The rising breezes are sighing through the foliage, and the birds, choristers of the flowers, are singing their vesper-songs—calling, some of them, plaintively for their lost mates.

Bing! A star pricks its portrait in the pond.

All around now is darkness and gloom—the crickets have taken up the song where the birds left off.

The little lake is sparkling, a regular ant-heap of twinkling stars.

Reflected things are best—the waters are only to reflect the sky—
Nature's looking-glass.

The sun has gone to rest; the day is done.
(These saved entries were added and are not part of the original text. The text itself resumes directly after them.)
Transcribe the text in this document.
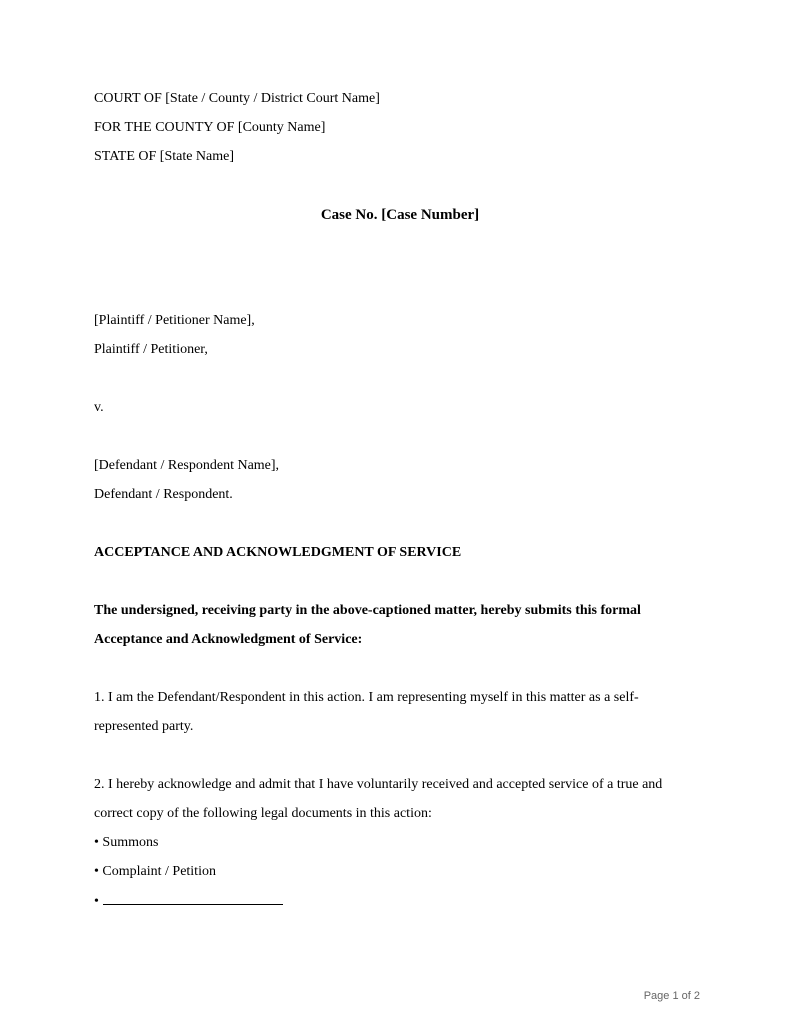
COURT OF [State / County / District Court Name]
FOR THE COUNTY OF [County Name]
STATE OF [State Name]
Case No. [Case Number]
[Plaintiff / Petitioner Name],
Plaintiff / Petitioner,
v.
[Defendant / Respondent Name],
Defendant / Respondent.
ACCEPTANCE AND ACKNOWLEDGMENT OF SERVICE
The undersigned, receiving party in the above-captioned matter, hereby submits this formal
Acceptance and Acknowledgment of Service:
1. I am the Defendant/Respondent in this action. I am representing myself in this matter as a self-
represented party.
2. I hereby acknowledge and admit that I have voluntarily received and accepted service of a true and
correct copy of the following legal documents in this action:
• Summons
• Complaint / Petition
•
Page 1 of 2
But the Sun of Art has arisen, and my picture is complete.

Let us go home.

The Barbizon School—which, by the way, was never a school, and if it exists now is not at Barbizon—was made up of five men: Corot, Millet, Rousseau, Diaz and Daubigny.

Corot saw it first—this straggling little village of Barbizon, nestling there at the foot of the Forest of Fontainebleau, thirty- five miles southeast of Paris. This was about the year Eighteen Hundred Thirty. There was no market then for Corot's wares, and the artist would have doubted the sanity of any one who might have wanted to buy. His income was one dollar a day—and this was enough. If he wanted to go anywhere, he walked; and so he walked into Barbizon one day, his pack on his back, and found there a little inn, so quaint and simple that he stayed two days.

The landlord quite liked the big, jolly stranger. Hanging upon his painting outfit was a mandolin, a harmonica, a guitar and two or three other small musical instruments of nondescript pedigree. The painter made music for the village, and on invitation painted a sketch on the tavern-wall to pay for his board. And this sketch is there even to this day, and is as plain to be seen as the splash of ink on the wall at Eisenach where Martin Luther threw the ink-bottle at the devil.